Selbstliebe, Selbstrespekt, Selbstachtung, Selbstwert … all die großen Worte! Nein. Es ist viel unmittelbarer. Es geht um ein warmes Mitgefühl für mich. Es geht um echte Nähe.

Bis ich mir irgendwann so nah bin, dass nichts anderes mehr existiert als Gefühle und Gedanken, die auf und absteigen, zu Handlungen führen, oder nicht. Wie in einem unendlichen Meer, mit wechselndem Wellengang. Mal auf, mal ab, mal stürmisch, mal still … Da ist niemand mehr, der sich einmischt in dieses Geschehen.

Verliebtheit, Traurigkeit, Schmerz, Angst, Lust, Freude, Liebe, Lebendigkeit, Licht, Inspiration, Verlorenheit, Dunkelheit, Glück, Wille, Kraft, Zuversicht, Wut, Entspannung und so weiter … Alles Empfinden entsteht hier. Ich bin ein Gefühlsmeer ohne Meer zu sein.

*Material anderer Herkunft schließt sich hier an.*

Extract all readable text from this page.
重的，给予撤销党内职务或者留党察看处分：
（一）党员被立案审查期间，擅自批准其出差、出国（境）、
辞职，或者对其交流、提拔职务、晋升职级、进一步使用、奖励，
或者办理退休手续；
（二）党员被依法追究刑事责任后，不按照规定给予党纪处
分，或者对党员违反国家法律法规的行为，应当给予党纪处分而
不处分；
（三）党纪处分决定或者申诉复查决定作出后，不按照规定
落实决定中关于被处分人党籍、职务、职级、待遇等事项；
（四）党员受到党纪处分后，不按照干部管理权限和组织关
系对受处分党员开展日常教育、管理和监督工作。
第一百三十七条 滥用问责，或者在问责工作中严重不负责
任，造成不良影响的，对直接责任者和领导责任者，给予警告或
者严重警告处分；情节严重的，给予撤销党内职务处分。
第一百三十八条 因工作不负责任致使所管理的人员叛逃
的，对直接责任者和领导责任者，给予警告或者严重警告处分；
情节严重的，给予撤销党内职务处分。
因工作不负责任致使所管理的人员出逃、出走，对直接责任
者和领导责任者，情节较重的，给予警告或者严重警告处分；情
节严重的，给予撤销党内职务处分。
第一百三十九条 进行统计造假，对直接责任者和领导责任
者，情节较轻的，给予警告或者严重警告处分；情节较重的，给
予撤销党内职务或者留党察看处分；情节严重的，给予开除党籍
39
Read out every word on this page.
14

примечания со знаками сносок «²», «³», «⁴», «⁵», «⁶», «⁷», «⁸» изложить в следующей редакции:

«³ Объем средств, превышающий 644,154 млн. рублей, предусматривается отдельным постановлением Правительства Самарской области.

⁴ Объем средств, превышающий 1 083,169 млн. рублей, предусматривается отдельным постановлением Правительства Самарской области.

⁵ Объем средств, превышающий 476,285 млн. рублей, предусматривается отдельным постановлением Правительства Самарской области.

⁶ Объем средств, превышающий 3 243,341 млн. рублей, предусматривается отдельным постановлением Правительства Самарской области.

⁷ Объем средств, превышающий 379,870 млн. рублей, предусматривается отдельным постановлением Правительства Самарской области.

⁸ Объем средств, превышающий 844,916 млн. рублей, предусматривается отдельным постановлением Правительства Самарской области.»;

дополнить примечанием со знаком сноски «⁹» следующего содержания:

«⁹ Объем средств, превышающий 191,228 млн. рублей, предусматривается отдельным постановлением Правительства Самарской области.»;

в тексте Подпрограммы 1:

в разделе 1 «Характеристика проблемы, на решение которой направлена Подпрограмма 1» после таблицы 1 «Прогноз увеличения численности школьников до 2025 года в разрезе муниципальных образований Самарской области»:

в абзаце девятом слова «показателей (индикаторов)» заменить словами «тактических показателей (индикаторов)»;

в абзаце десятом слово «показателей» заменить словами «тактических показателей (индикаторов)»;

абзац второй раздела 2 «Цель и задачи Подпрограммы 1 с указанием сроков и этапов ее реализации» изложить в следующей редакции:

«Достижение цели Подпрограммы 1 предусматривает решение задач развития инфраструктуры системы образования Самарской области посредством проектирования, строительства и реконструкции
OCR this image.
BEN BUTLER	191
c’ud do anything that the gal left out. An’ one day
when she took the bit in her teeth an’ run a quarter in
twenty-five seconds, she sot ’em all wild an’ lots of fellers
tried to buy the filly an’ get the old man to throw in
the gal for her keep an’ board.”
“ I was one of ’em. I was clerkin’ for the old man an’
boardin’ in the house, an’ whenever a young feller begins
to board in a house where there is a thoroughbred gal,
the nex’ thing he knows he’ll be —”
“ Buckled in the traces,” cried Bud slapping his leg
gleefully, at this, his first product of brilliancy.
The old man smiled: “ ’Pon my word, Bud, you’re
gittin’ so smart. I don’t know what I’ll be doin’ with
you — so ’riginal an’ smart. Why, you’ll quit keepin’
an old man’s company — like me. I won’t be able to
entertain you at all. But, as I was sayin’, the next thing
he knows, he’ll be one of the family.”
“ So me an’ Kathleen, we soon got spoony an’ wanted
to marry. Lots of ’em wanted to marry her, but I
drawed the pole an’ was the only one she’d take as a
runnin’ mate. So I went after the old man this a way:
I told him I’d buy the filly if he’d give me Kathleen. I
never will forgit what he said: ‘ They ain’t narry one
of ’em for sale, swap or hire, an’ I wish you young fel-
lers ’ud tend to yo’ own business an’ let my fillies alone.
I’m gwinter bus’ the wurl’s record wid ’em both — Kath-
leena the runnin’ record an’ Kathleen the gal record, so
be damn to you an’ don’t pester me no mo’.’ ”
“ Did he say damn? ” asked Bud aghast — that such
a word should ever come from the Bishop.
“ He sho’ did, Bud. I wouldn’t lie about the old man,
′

Ein freies, energetisches Feld, das sich an seiner eigenen Energie erfreuen kann, einfach, weil sie gesehen wird. Ihre Unbestimmtheit, ihre Unvorhersehbarkeit, ihre reine, lichte Bezogenheit auf alles, was hier auftaucht.

Ja. Wir wachsen alle ins Licht des Bewusstseins, das wir sind. Wenn wir uns nicht mehr selbst beschweren und uns vorbehaltlos dem zuneigen, was hier auftaucht.

In Verbundenheit, Nicole

8 Kommentare

  1. Anna unterweger

    Liebe Nicole, du bist eine wahre Meisterin der. Worte. Es liest sich so leicht zu lesen. Es berührt mich im Herzen, da ich es so erlebe. Habe d. Mut gefunden, mich in das Abenteuer meiner Selbst hineinfallen zu lassen. Und kann gut alleinsein mit mir. Es ist so schön. Danke mit einer Herzumarmung.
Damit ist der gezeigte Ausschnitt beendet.